In 1804, before the plants had vanished in China, John Middlemist, a nurseryman from West London, had brought back one of the camellias with him to donate to Kew Gardens. The plant was then housed in the Duke of Devonshire’s three-hundred-foot conservatory with his camellia collection to be propagated.
During World War II, when the bombardment was at its height, a bomb exploded near the conservatory, blowing out all the glass, but the building avoided complete destruction. There was a short time when the mentally ill were housed on the property. A bomb was planted in the conservatory but failed to detonate. After the war, the conservatory fell into complete disrepair. At that time, there was no sign any of the rare camellias were left alive.

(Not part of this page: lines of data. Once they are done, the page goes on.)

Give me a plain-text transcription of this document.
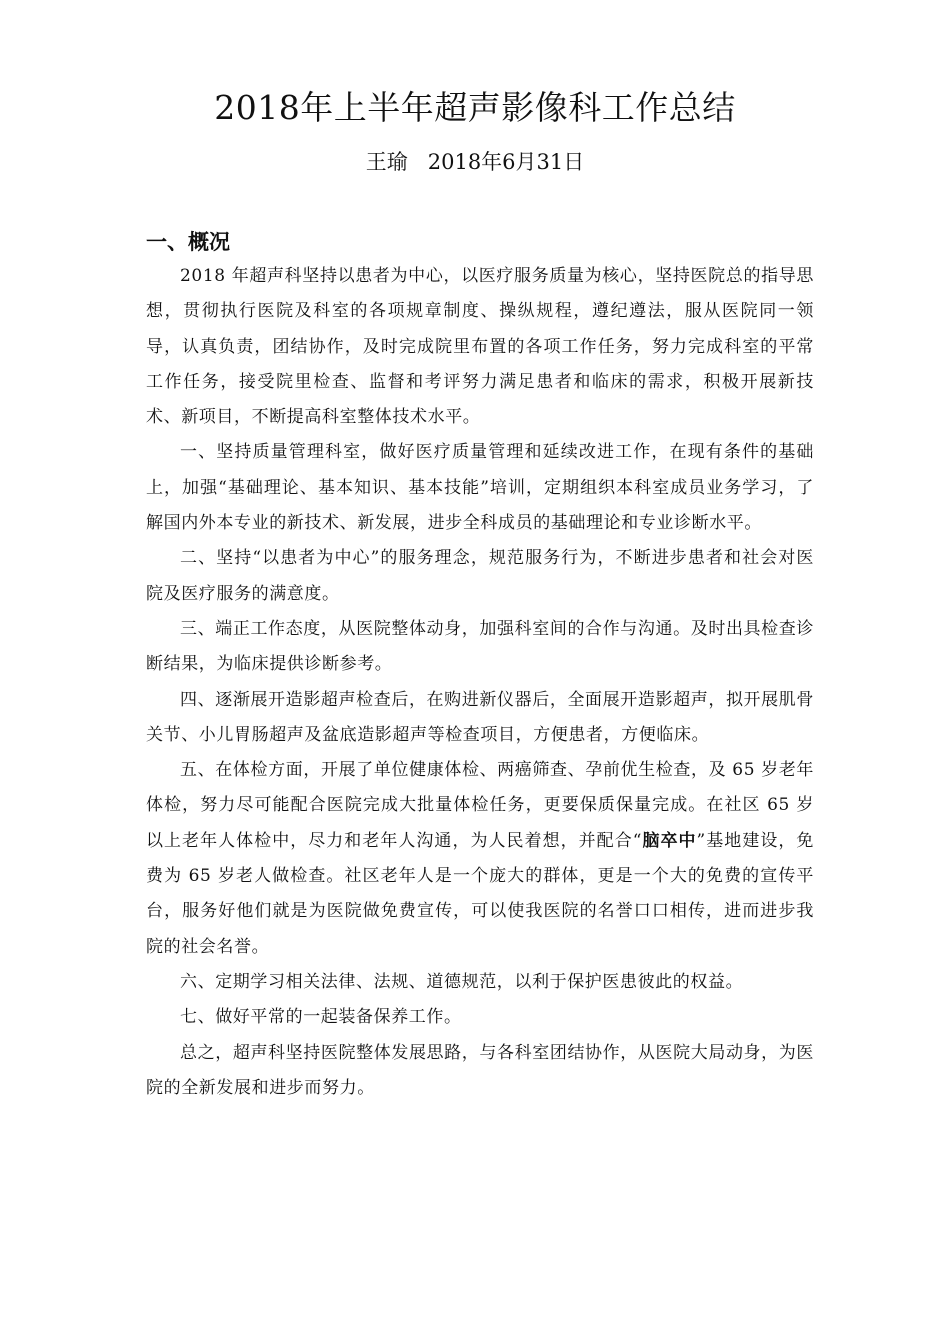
2018年上半年超声影像科工作总结
王瑜 2018年6月31日
一、概况

2018 年超声科坚持以患者为中心，以医疗服务质量为核心，坚持医院总的指导思想，贯彻执行医院及科室的各项规章制度、操纵规程，遵纪遵法，服从医院同一领导，认真负责，团结协作，及时完成院里布置的各项工作任务，努力完成科室的平常工作任务，接受院里检查、监督和考评努力满足患者和临床的需求，积极开展新技术、新项目，不断提高科室整体技术水平。

一、坚持质量管理科室，做好医疗质量管理和延续改进工作，在现有条件的基础上，加强“基础理论、基本知识、基本技能”培训，定期组织本科室成员业务学习，了解国内外本专业的新技术、新发展，进步全科成员的基础理论和专业诊断水平。

二、坚持“以患者为中心”的服务理念，规范服务行为，不断进步患者和社会对医院及医疗服务的满意度。

三、端正工作态度，从医院整体动身，加强科室间的合作与沟通。及时出具检查诊断结果，为临床提供诊断参考。

四、逐渐展开造影超声检查后，在购进新仪器后，全面展开造影超声，拟开展肌骨关节、小儿胃肠超声及盆底造影超声等检查项目，方便患者，方便临床。

五、在体检方面，开展了单位健康体检、两癌筛查、孕前优生检查，及 65 岁老年体检，努力尽可能配合医院完成大批量体检任务，更要保质保量完成。在社区 65 岁以上老年人体检中，尽力和老年人沟通，为人民着想，并配合“脑卒中”基地建设，免费为 65 岁老人做检查。社区老年人是一个庞大的群体，更是一个大的免费的宣传平台，服务好他们就是为医院做免费宣传，可以使我医院的名誉口口相传，进而进步我院的社会名誉。

六、定期学习相关法律、法规、道德规范，以利于保护医患彼此的权益。

七、做好平常的一起装备保养工作。

总之，超声科坚持医院整体发展思路，与各科室团结协作，从医院大局动身，为医院的全新发展和进步而努力。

It wasn’t until 1999 that the Middlemist Red Camellia was spotted and identified once again in the conservatory. Where had the flower been all that time? Why hadn’t anyone seen it or been able to identify it? Granted, it took years for volunteers to restore the conservatory to its former glory and ten years for botanists to identify flower species. It took three years just to identify the Middlemist Red Camellia using historical bibliography and paintings.
Dr. Whitney had his hypothesis as to why the plant had disappeared in China so completely. Why hadn’t the plant been destroyed when the bombing blew out the windows and exposed the conservatory to the elements? Why hadn’t the bomb detonated inside the conservatory? Why hadn’t anyone detected the Middlemist Red Camellia or any of the other rare camellias in the ten years the botanists had worked to identify the various plants? If Whitney had Camellia longer, he might have been able to prove himself right, because she knew that Middlemist Red had concealed itself in plain sight, just as Camellia was doing now.